Synthesis, characterization and reactivity of trans-[RuCl(NO)(bpydip)]2+ {bpydip = N,N′-bis(7-methyl-2-pyridylmethylene)-1,3-diiminopropane}: a novel nitrosyl ruthenium complex displaying high electronic delocalization

Abstract

A novel trans-[RuCl(NO)(bpydip)]2+ species has been obtained by the reaction of nitrite ions with trans-[RuCl2(bpydip)] {bpydip = N,N′-bis(7-methyl-2-pyridylmethylene)-1,3-diiminopropane}, and extensively characterized by means of elemental analysis, cyclic voltammetry, UV/Visible, FTIR, 1H NMR and EPR spectroscopy. The electrochemistry in acetonitrile solution, consists of two sets of reversible redox processes ascribed to the RuIII/II (E1/2 = +1.92 V versus NHE) and NO+/˙ (E1/2 = +0.34 V) redox couples.

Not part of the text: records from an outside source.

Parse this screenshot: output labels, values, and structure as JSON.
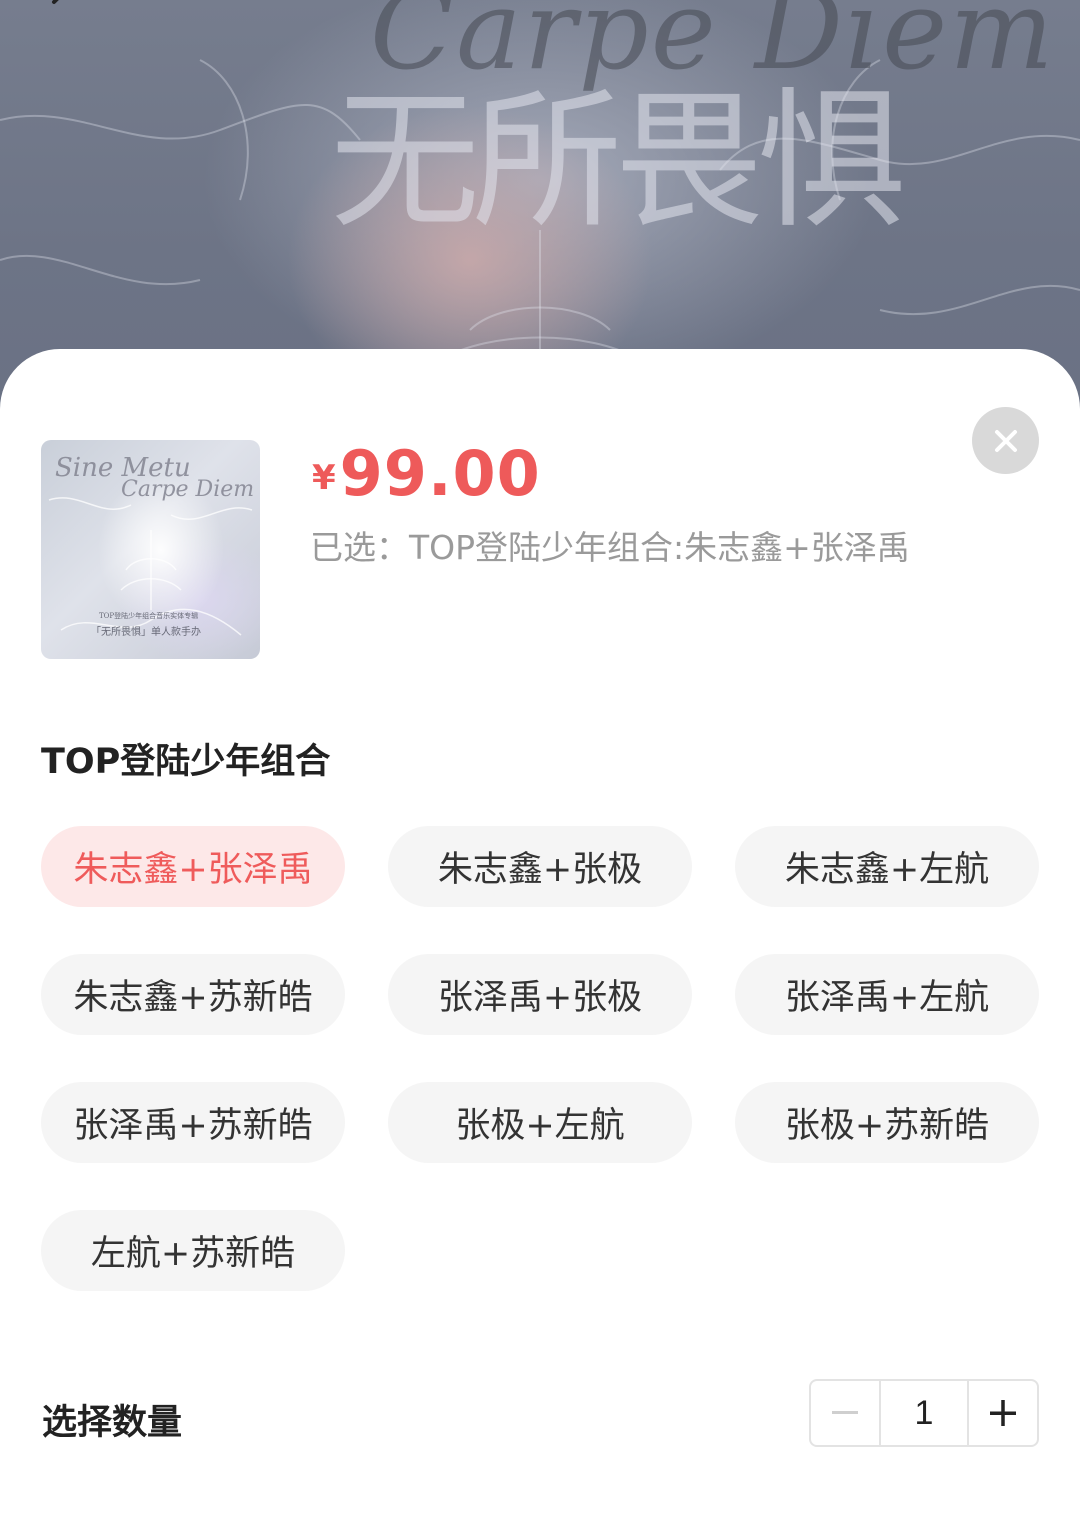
{
  "banner": {
    "script_text": "Carpe Diem",
    "calligraphy_text": "无所畏惧",
    "back_icon": "chevron-left-icon"
  },
  "product": {
    "thumb_script_1": "Sine Metu",
    "thumb_script_2": "Carpe Diem",
    "thumb_caption_1": "TOP登陆少年组合音乐实体专辑",
    "thumb_caption_2": "「无所畏惧」单人款手办",
    "currency": "¥",
    "price": "99.00",
    "price_color": "#ee5a5a",
    "selected_text": "已选：TOP登陆少年组合:朱志鑫+张泽禹"
  },
  "close_icon": "close-icon",
  "group": {
    "title": "TOP登陆少年组合",
    "options": [
      {
        "label": "朱志鑫+张泽禹",
        "selected": true
      },
      {
        "label": "朱志鑫+张极",
        "selected": false
      },
      {
        "label": "朱志鑫+左航",
        "selected": false
      },
      {
        "label": "朱志鑫+苏新皓",
        "selected": false
      },
      {
        "label": "张泽禹+张极",
        "selected": false
      },
      {
        "label": "张泽禹+左航",
        "selected": false
      },
      {
        "label": "张泽禹+苏新皓",
        "selected": false
      },
      {
        "label": "张极+左航",
        "selected": false
      },
      {
        "label": "张极+苏新皓",
        "selected": false
      },
      {
        "label": "左航+苏新皓",
        "selected": false
      }
    ]
  },
  "quantity": {
    "label": "选择数量",
    "value": "1",
    "minus_icon": "minus-icon",
    "plus_icon": "plus-icon"
  }
}
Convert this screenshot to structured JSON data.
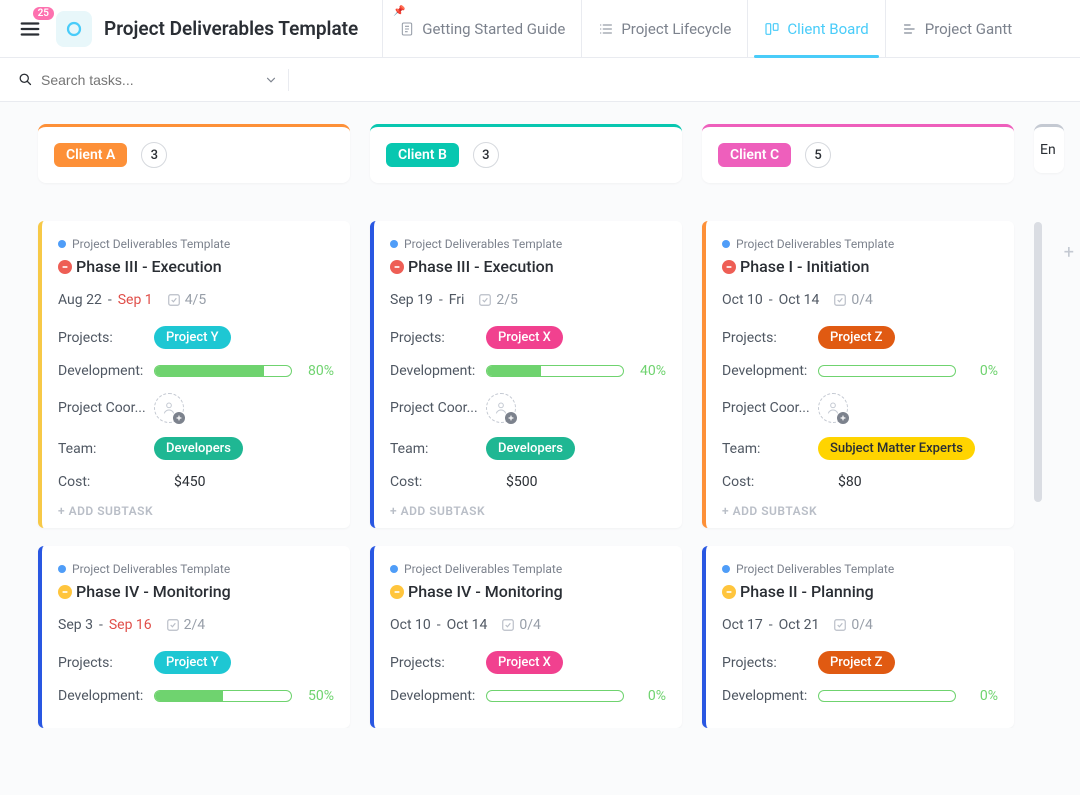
{
  "header": {
    "menu_badge": "25",
    "title": "Project Deliverables Template",
    "tabs": [
      {
        "icon": "doc",
        "label": "Getting Started Guide",
        "active": false,
        "pinned": true
      },
      {
        "icon": "list",
        "label": "Project Lifecycle",
        "active": false,
        "pinned": false
      },
      {
        "icon": "board",
        "label": "Client Board",
        "active": true,
        "pinned": false
      },
      {
        "icon": "gantt",
        "label": "Project Gantt",
        "active": false,
        "pinned": false
      }
    ]
  },
  "search": {
    "placeholder": "Search tasks..."
  },
  "columns": [
    {
      "label": "Client A",
      "count": "3",
      "color": "#fd9038",
      "badge_bg": "#fd9038"
    },
    {
      "label": "Client B",
      "count": "3",
      "color": "#08c7b0",
      "badge_bg": "#08c7b0"
    },
    {
      "label": "Client C",
      "count": "5",
      "color": "#ee5fbc",
      "badge_bg": "#ee5fbc"
    }
  ],
  "peek_col_label": "En",
  "cards_col0": [
    {
      "template": "Project Deliverables Template",
      "priority": "red",
      "title": "Phase III - Execution",
      "border": "#f7c947",
      "date_start": "Aug 22",
      "date_end": "Sep 1",
      "date_end_red": true,
      "checks": "4/5",
      "project_label": "Projects:",
      "project_pill": "Project Y",
      "project_pill_bg": "#1ec7d3",
      "dev_label": "Development:",
      "dev_pct": 80,
      "dev_text": "80%",
      "coord_label": "Project Coor...",
      "team_label": "Team:",
      "team_pill": "Developers",
      "team_pill_bg": "#1fb793",
      "cost_label": "Cost:",
      "cost_value": "$450",
      "add_subtask": "+ ADD SUBTASK"
    },
    {
      "template": "Project Deliverables Template",
      "priority": "yellow",
      "title": "Phase IV - Monitoring",
      "border": "#2957e2",
      "date_start": "Sep 3",
      "date_end": "Sep 16",
      "date_end_red": true,
      "checks": "2/4",
      "project_label": "Projects:",
      "project_pill": "Project Y",
      "project_pill_bg": "#1ec7d3",
      "dev_label": "Development:",
      "dev_pct": 50,
      "dev_text": "50%"
    }
  ],
  "cards_col1": [
    {
      "template": "Project Deliverables Template",
      "priority": "red",
      "title": "Phase III - Execution",
      "border": "#2957e2",
      "date_start": "Sep 19",
      "date_end": "Fri",
      "date_end_red": false,
      "checks": "2/5",
      "project_label": "Projects:",
      "project_pill": "Project X",
      "project_pill_bg": "#f1418f",
      "dev_label": "Development:",
      "dev_pct": 40,
      "dev_text": "40%",
      "coord_label": "Project Coor...",
      "team_label": "Team:",
      "team_pill": "Developers",
      "team_pill_bg": "#1fb793",
      "cost_label": "Cost:",
      "cost_value": "$500",
      "add_subtask": "+ ADD SUBTASK"
    },
    {
      "template": "Project Deliverables Template",
      "priority": "yellow",
      "title": "Phase IV - Monitoring",
      "border": "#2957e2",
      "date_start": "Oct 10",
      "date_end": "Oct 14",
      "date_end_red": false,
      "checks": "0/4",
      "project_label": "Projects:",
      "project_pill": "Project X",
      "project_pill_bg": "#f1418f",
      "dev_label": "Development:",
      "dev_pct": 0,
      "dev_text": "0%"
    }
  ],
  "cards_col2": [
    {
      "template": "Project Deliverables Template",
      "priority": "red",
      "title": "Phase I - Initiation",
      "border": "#fd9038",
      "date_start": "Oct 10",
      "date_end": "Oct 14",
      "date_end_red": false,
      "checks": "0/4",
      "project_label": "Projects:",
      "project_pill": "Project Z",
      "project_pill_bg": "#e05a12",
      "dev_label": "Development:",
      "dev_pct": 0,
      "dev_text": "0%",
      "coord_label": "Project Coor...",
      "team_label": "Team:",
      "team_pill": "Subject Matter Experts",
      "team_pill_bg": "#ffd400",
      "team_text_dark": true,
      "cost_label": "Cost:",
      "cost_value": "$80",
      "add_subtask": "+ ADD SUBTASK"
    },
    {
      "template": "Project Deliverables Template",
      "priority": "yellow",
      "title": "Phase II - Planning",
      "border": "#2957e2",
      "date_start": "Oct 17",
      "date_end": "Oct 21",
      "date_end_red": false,
      "checks": "0/4",
      "project_label": "Projects:",
      "project_pill": "Project Z",
      "project_pill_bg": "#e05a12",
      "dev_label": "Development:",
      "dev_pct": 0,
      "dev_text": "0%"
    }
  ]
}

A relatively high ν(NO) stretching frequency (1920 cm−1) has been observed in the FTIR spectra, indicating a NO+ character, while the absence of EPR signals is also consistent with the RuII–NO+ formulation. The reduction of the complex was monitored spectroelectrochemically, exhibiting a shift of ν(NO) to 1890 cm−1; and giving rise to characteristic EPR signals which evidence the NO˙ character in the product. The nitrosyl (NO+) species reacts with H2O according to the equation [RuCl(NO)(bpydip)]2+ + H2O → [RuCl(NO2)(bpydip)] + 2H+, leading to a pseudo-first order rate constant of 1.40 (± 0.02) × 10−2 s−1, ΔH≠ = 47 (± 1) kJ mol−1 and ΔS≠ = 122 (± 4) J K−1 mol−1.